FedPCA: Noise-Robust Fair Federated Learning via Performance-Capacity Analysis
Nannan Wu, Zengqiang Yan, Nong Sang, Li Yu, Chang Wen Chen
TL;DR
This work targets robust fairness in federated learning under label noise by introducing performance-capacity analysis. It jointly considers model performance and dataset handling capacity through the loss $\ell_t(\bar{D}_k)$ and a dispersion score $S_t(\bar{D}_k)$, enabling reliable identification of mislabeled clients via a Gaussian Mixture Model on $(\ell_t, S_t)$. FedPCA then discards or selectively uses data from mislabeled clients (via Drop or High-Confidence Sampling) and adjusts global aggregation with weights $w_{t,k}$ that depend on reliable data $\hat{N}_{t,k}$, label confidence $r_{t,k}$, and dispersion, thereby balancing robustness and fairness. Empirical results on CIFAR-10, RSNA ICH, and ISIC 2019 show that FedPCA consistently outperforms baselines, validating its effectiveness and suggesting practical utility for trustworthy FL in heterogeneous, privacy-preserving settings.
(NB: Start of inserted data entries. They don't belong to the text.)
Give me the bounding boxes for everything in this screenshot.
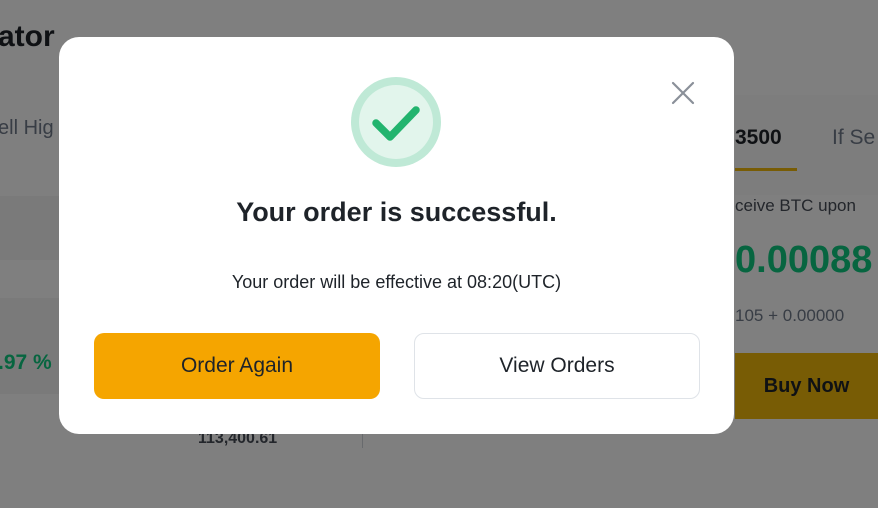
close-button[interactable] <box>667 77 699 109</box>
success-modal: Your order is successful. Your order wil… <box>59 37 734 434</box>
close-icon <box>671 81 695 105</box>
order-again-button[interactable]: Order Again <box>94 333 380 399</box>
check-circle-icon <box>351 77 441 167</box>
modal-title: Your order is successful. <box>236 197 557 227</box>
view-orders-button[interactable]: View Orders <box>414 333 700 399</box>
modal-message: Your order will be effective at 08:20(UT… <box>231 272 562 292</box>
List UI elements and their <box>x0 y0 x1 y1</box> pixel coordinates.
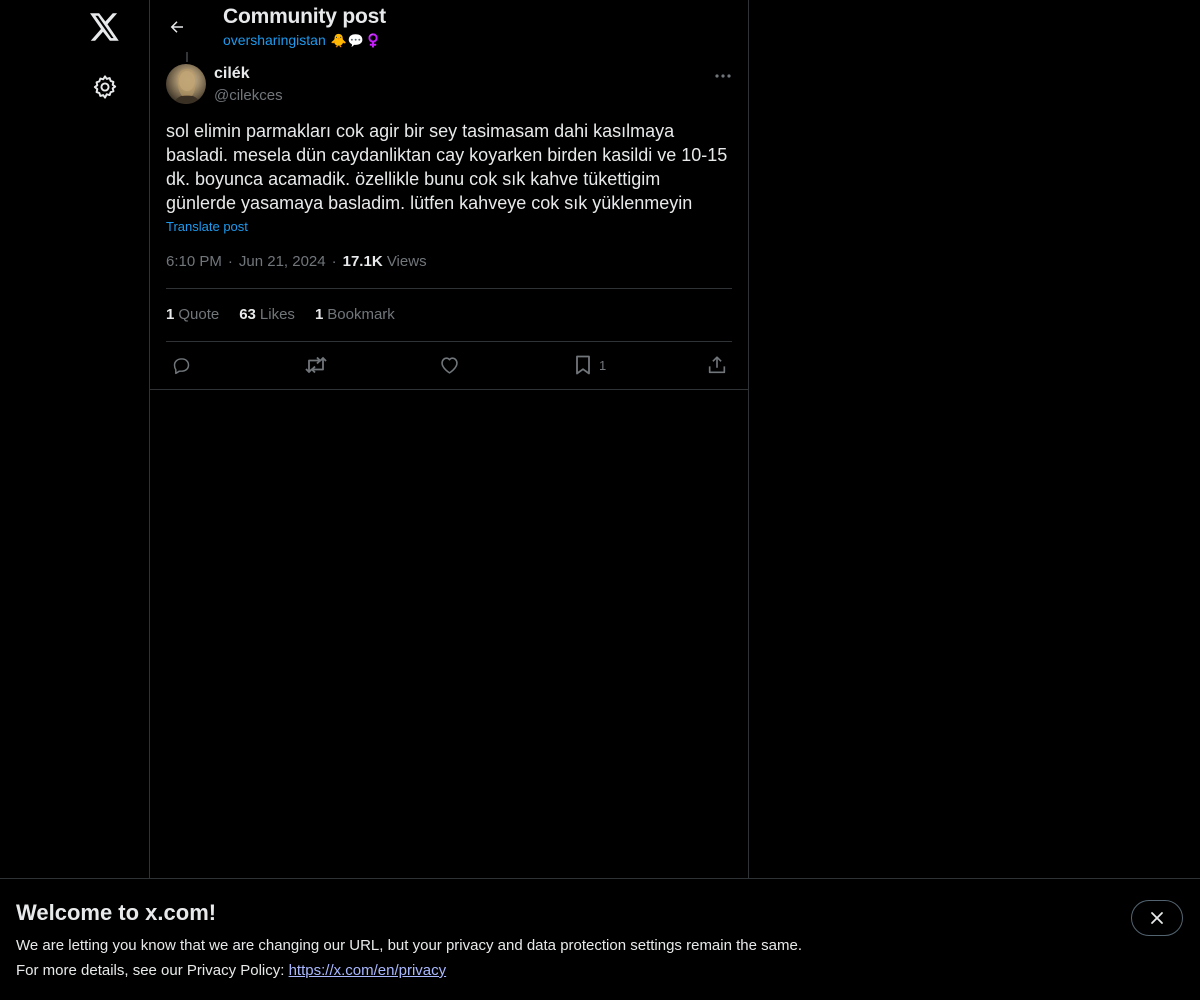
post-time[interactable]: 6:10 PM <box>166 253 222 270</box>
bookmark-icon <box>576 355 590 375</box>
main-column: Community post oversharingistan 🐥 💬 ♀️ c… <box>149 0 749 1000</box>
bookmarks-stat[interactable]: 1 Bookmark <box>315 306 395 323</box>
bookmark-count: 1 <box>599 357 607 373</box>
views-count: 17.1K <box>342 253 383 270</box>
post-meta: 6:10 PM · Jun 21, 2024 · 17.1K Views <box>166 253 427 270</box>
more-options-button[interactable] <box>710 66 736 86</box>
translate-post-link[interactable]: Translate post <box>166 219 248 234</box>
reply-icon <box>173 357 190 374</box>
meta-separator: · <box>227 253 233 270</box>
page-title: Community post <box>223 5 386 28</box>
close-icon <box>1151 912 1163 924</box>
views-label: Views <box>386 253 427 270</box>
thread-connector <box>186 52 188 62</box>
page-header: Community post oversharingistan 🐥 💬 ♀️ <box>150 0 748 56</box>
left-nav <box>0 0 149 1000</box>
like-button[interactable] <box>439 352 460 378</box>
post-text: sol elimin parmakları cok agir bir sey t… <box>166 121 728 213</box>
reply-button[interactable] <box>171 352 192 378</box>
meta-separator: · <box>331 253 337 270</box>
bookmark-button[interactable]: 1 <box>573 352 606 378</box>
share-button[interactable] <box>706 352 728 378</box>
banner-title: Welcome to x.com! <box>16 900 217 925</box>
divider <box>166 288 732 289</box>
likes-label: Likes <box>259 306 295 323</box>
banner-privacy-prefix: For more details, see our Privacy Policy… <box>16 962 289 979</box>
repost-button[interactable] <box>304 352 328 378</box>
quotes-label: Quote <box>178 306 220 323</box>
privacy-policy-link[interactable]: https://x.com/en/privacy <box>289 962 447 979</box>
post-date[interactable]: Jun 21, 2024 <box>239 253 326 270</box>
community-emoji: 🐥 <box>330 32 347 48</box>
community-emojis: 🐥 💬 ♀️ <box>331 33 382 48</box>
banner-privacy-text: For more details, see our Privacy Policy… <box>16 962 446 979</box>
arrow-left-icon <box>170 21 183 33</box>
x-logo-icon[interactable] <box>88 10 122 44</box>
community-emoji: 💬 <box>347 32 365 48</box>
likes-stat[interactable]: 63 Likes <box>239 306 295 323</box>
divider <box>150 389 748 390</box>
share-icon <box>708 356 726 374</box>
action-bar: 1 <box>166 352 732 378</box>
divider <box>166 341 732 342</box>
app-root: Community post oversharingistan 🐥 💬 ♀️ c… <box>0 0 1200 1000</box>
url-change-banner: Welcome to x.com! We are letting you kno… <box>0 878 1200 1000</box>
post-stats: 1 Quote 63 Likes 1 Bookmark <box>166 306 395 323</box>
quotes-stat[interactable]: 1 Quote <box>166 306 219 323</box>
community-name: oversharingistan <box>223 32 326 48</box>
banner-message: We are letting you know that we are chan… <box>16 937 802 954</box>
community-emoji: ♀️ <box>365 32 382 48</box>
heart-icon <box>441 357 458 374</box>
likes-count: 63 <box>239 306 256 323</box>
ellipsis-icon <box>715 74 731 78</box>
author-handle[interactable]: @cilekces <box>214 87 283 104</box>
avatar[interactable] <box>166 64 206 104</box>
quotes-count: 1 <box>166 306 175 323</box>
gear-icon[interactable] <box>90 72 120 102</box>
banner-close-button[interactable] <box>1131 900 1183 936</box>
author-name[interactable]: cilék <box>214 65 250 83</box>
bookmarks-label: Bookmark <box>327 306 395 323</box>
repost-icon <box>305 356 327 374</box>
back-button[interactable] <box>162 12 192 42</box>
bookmarks-count: 1 <box>314 306 324 323</box>
community-link[interactable]: oversharingistan 🐥 💬 ♀️ <box>223 32 381 48</box>
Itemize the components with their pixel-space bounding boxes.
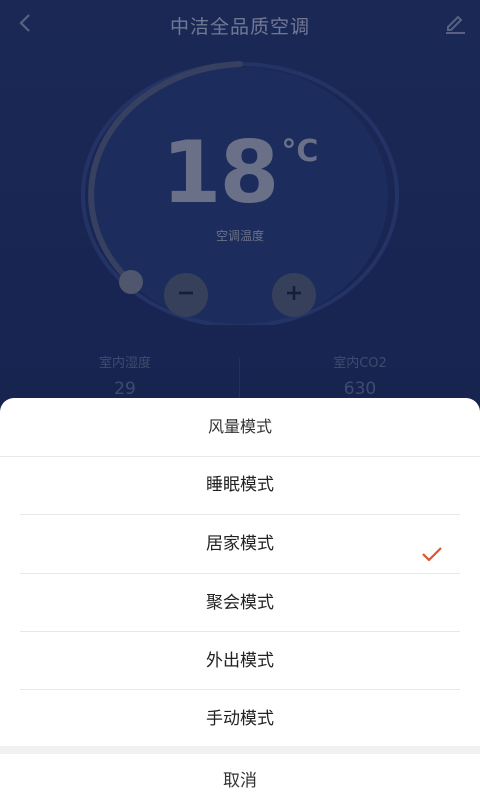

Code availability is promised upon acceptance.
Abstract
Training a model that effectively handles both common and rare data-i.e., achieving performance fairness-is crucial in federated learning (FL). While existing fair FL methods have shown effectiveness, they remain vulnerable to mislabeled data. Ensuring robustness in fair FL is therefore essential. However, fairness and robustness inherently compete, which causes robust strategies to hinder fairness. In this paper, we attribute this competition to the homogeneity in loss patterns exhibited by rare and mislabeled data clients, preventing existing loss-based fair and robust FL methods from effectively distinguishing and handling these two distinct client types. To address this, we propose performance-capacity analysis, which jointly considers model performance on each client and its capacity to handle the dataset, measured by loss and a newly introduced feature dispersion score. This allows mislabeled clients to be identified by their significantly deviated performance relative to capacity while preserving rare data clients. Building on this, we introduce FedPCA, an FL method that robustly achieves fairness. FedPCA first identifies mislabeled clients via a Gaussian Mixture Model on loss-dispersion pairs, then applies fairness and robustness strategies in global aggregation and local training by adjusting client weights and selectively using reliable data. Extensive experiments on three datasets demonstrate FedPCA's effectiveness in tackling this complex challenge. Code will be publicly available upon acceptance.